Deregulation of cen mRNA granule formation. (A) Immunoblots show Cen protein content relative to the actin loading control from 1–3-h embryonic extracts and are quantified in A′. Levels of Cen were normalized to the mean WT levels of actin from n = 3 independent biological replicates, each with n = 2 technical replicates run on the same gel. (B) Maximum-intensity projection of an interphase NC 10 embryo for cen mRNA labeled by smFISH (magenta), DAPI (nuclei, blue), and Cnn showing large cen RNPs. Asterisk marks nuclear fallout. Boxed regions enlarged below (zoom).
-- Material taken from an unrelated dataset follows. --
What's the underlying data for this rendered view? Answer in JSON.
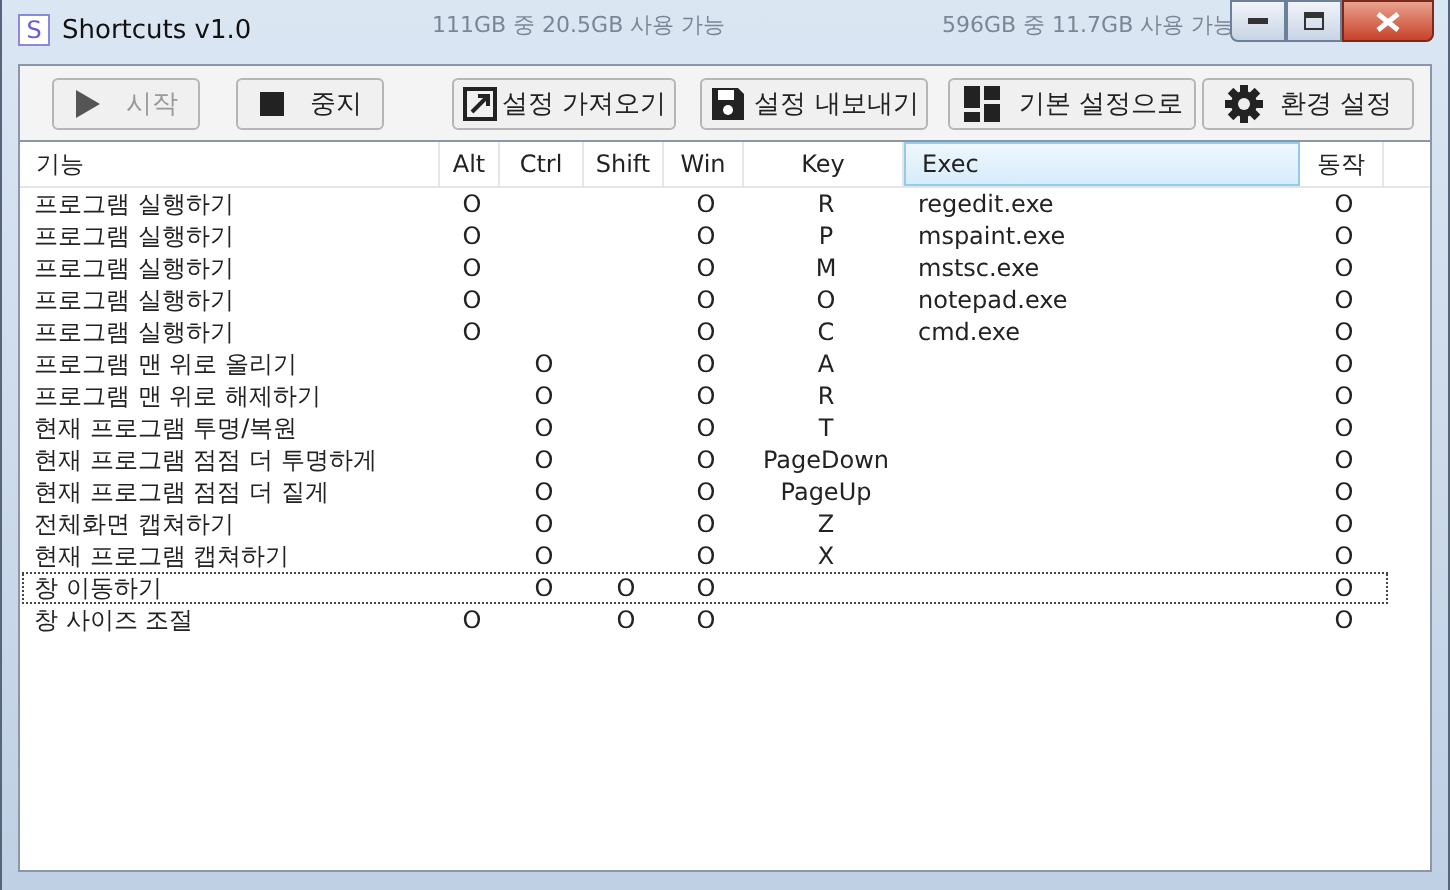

Scale bars: 10 µm; 2 µm (insets).

Figure 9.

Deregulation of cen mRNA impairs viability. (A and B) Single optical sections of interphase NC 13 embryos stained for Cen and FMRP; boxes enlarged in inset. (C) Pearson’s coefficient of Cen and FMRP signals; each dot is a measurement from n = 25 WT and n = 19 cen-bcd-3′UTR embryos from two independent experiments. One channel was rotated 180° to test for specificity of colocalization. Mean ± SD is displayed (red). **, P < 0.01; ***, P < 0.001; ****, P < 0.0001 by Kruskal-Wallis followed by Dunn’s multiple comparisons test. Scale bars: 20 µm (A and B); 5 µm (insets). n.s., not significant. (D) Embryonic lethality rates in cen versus cen-bcd-3′UTR embryos from three independent experiments. Mean ± SD is shown; P calculated by unpaired t test. (E) Model for FMRP-mediated regulation of cen mRNA. A direct interaction docks Cen to Cnn (green) at the centrosome (Kao and Megraw, 2009). Cen protein interacts with cen mRNA (magenta), which also recruits ik2 mRNA (Bergalet et al., 2020). Our data suggest that cen mRNA localization, organization into granules and levels, and translation are regulated by FMRP. Further, cen mRNA is an important target of FMRP required for spindle integrity and viability.